How Californians Tweet about Extreme Heat Events on Social Media: A Health Equity Perspective
Gomathi B. Sriperumbudur, Yihang Fan, Xiaozhen Liu, Mingyu Derek Ma, Wei Wang, Chen Li, Suellen Hopfer
Jan 8, 2025
Abstract
Extreme heat events are increasingly common and deadlier than any other weather phenomenon, significantly affecting mortality rates. In California, these events have intensified, impacting populations differently based on structural factors of health and location. Tools like the Healthy Places Index (HPI), which combines 23 social and economic indicators, can guide targeted heat mitigation efforts together with social media monitoring.
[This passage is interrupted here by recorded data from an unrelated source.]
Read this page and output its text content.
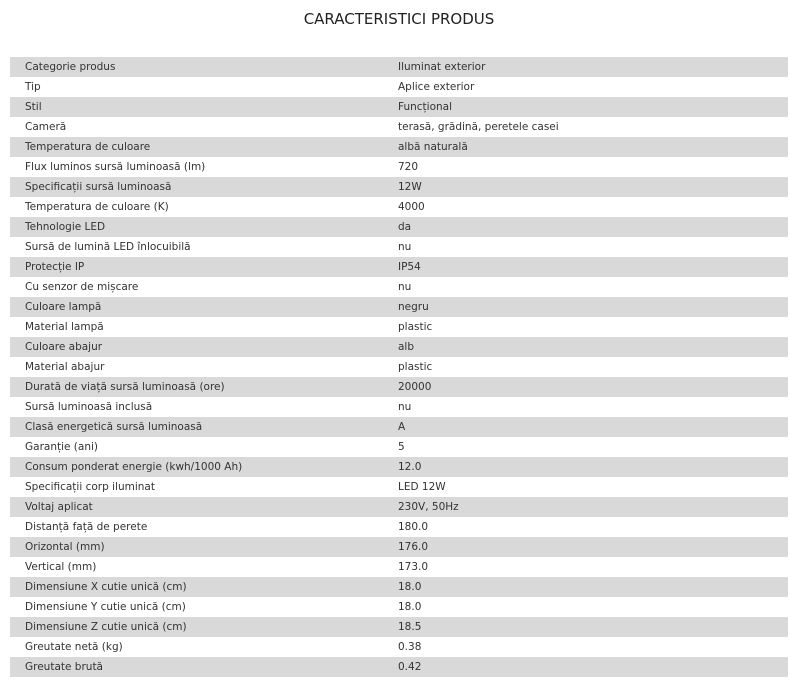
CARACTERISTICI PRODUS
Categorie produs	Iluminat exterior
Tip	Aplice exterior
Stil	Funcțional
Cameră	terasă, grădină, peretele casei
Temperatura de culoare	albă naturală
Flux luminos sursă luminoasă (lm)	720
Specificații sursă luminoasă	12W
Temperatura de culoare (K)	4000
Tehnologie LED	da
Sursă de lumină LED înlocuibilă	nu
Protecție IP	IP54
Cu senzor de mișcare	nu
Culoare lampă	negru
Material lampă	plastic
Culoare abajur	alb
Material abajur	plastic
Durată de viață sursă luminoasă (ore)	20000
Sursă luminoasă inclusă	nu
Clasă energetică sursă luminoasă	A
Garanție (ani)	5
Consum ponderat energie (kwh/1000 Ah)	12.0
Specificații corp iluminat	LED 12W
Voltaj aplicat	230V, 50Hz
Distanță față de perete	180.0
Orizontal (mm)	176.0
Vertical (mm)	173.0
Dimensiune X cutie unică (cm)	18.0
Dimensiune Y cutie unică (cm)	18.0
Dimensiune Z cutie unică (cm)	18.5
Greutate netă (kg)	0.38
Greutate brută	0.42
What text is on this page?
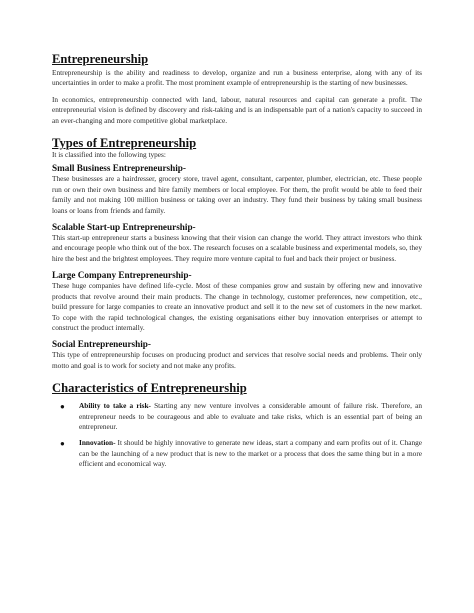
Entrepreneurship

Entrepreneurship is the ability and readiness to develop, organize and run a business enterprise, along with any of its uncertainties in order to make a profit. The most prominent example of entrepreneurship is the starting of new businesses.

In economics, entrepreneurship connected with land, labour, natural resources and capital can generate a profit. The entrepreneurial vision is defined by discovery and risk-taking and is an indispensable part of a nation's capacity to succeed in an ever-changing and more competitive global marketplace.

Types of Entrepreneurship

It is classified into the following types:

Small Business Entrepreneurship-

These businesses are a hairdresser, grocery store, travel agent, consultant, carpenter, plumber, electrician, etc. These people run or own their own business and hire family members or local employee. For them, the profit would be able to feed their family and not making 100 million business or taking over an industry. They fund their business by taking small business loans or loans from friends and family.

Scalable Start-up Entrepreneurship-

This start-up entrepreneur starts a business knowing that their vision can change the world. They attract investors who think and encourage people who think out of the box. The research focuses on a scalable business and experimental models, so, they hire the best and the brightest employees. They require more venture capital to fuel and back their project or business.

Large Company Entrepreneurship-

These huge companies have defined life-cycle. Most of these companies grow and sustain by offering new and innovative products that revolve around their main products. The change in technology, customer preferences, new competition, etc., build pressure for large companies to create an innovative product and sell it to the new set of customers in the new market. To cope with the rapid technological changes, the existing organisations either buy innovation enterprises or attempt to construct the product internally.

Social Entrepreneurship-

This type of entrepreneurship focuses on producing product and services that resolve social needs and problems. Their only motto and goal is to work for society and not make any profits.

Characteristics of Entrepreneurship
● Ability to take a risk- Starting any new venture involves a considerable amount of failure risk. Therefore, an entrepreneur needs to be courageous and able to evaluate and take risks, which is an essential part of being an entrepreneur.

● Innovation- It should be highly innovative to generate new ideas, start a company and earn profits out of it. Change can be the launching of a new product that is new to the market or a process that does the same thing but in a more efficient and economical way.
We examined Twitter (X) heat discourse between 2016 and 2022 across California and by HPI. From keyword-filtered tweets (n = 4,572 in top 75th quartile HPI areas and n = 2,701 in bottom 25th quartile HPI areas), we inductively identified eight heat discourse categories, listed in order of prevalence: perceived heat risk, life impact, coping, venting, heat warnings, community action, expressing relief, and climate change concern. Overall, extreme heat tweets correlated with heat events across these seven years. Among high HPI areas, a greater proportion of heat tweets expressed positive sentiment, relief (when it cooled off), and coping. In contrast, among low HPI areas, a greater proportion of heat tweets expressed negative sentiment, venting, and heat warnings. Life impacts, perceived extreme heat, community action, and linking heat events with climate change were expressed with equal frequency across low and high HPI areas. Our results indicate that HPI serves as a robust geospatial heat equity tool for assessing extreme heat impacts across California and that extreme heat events are not experienced equally across communities.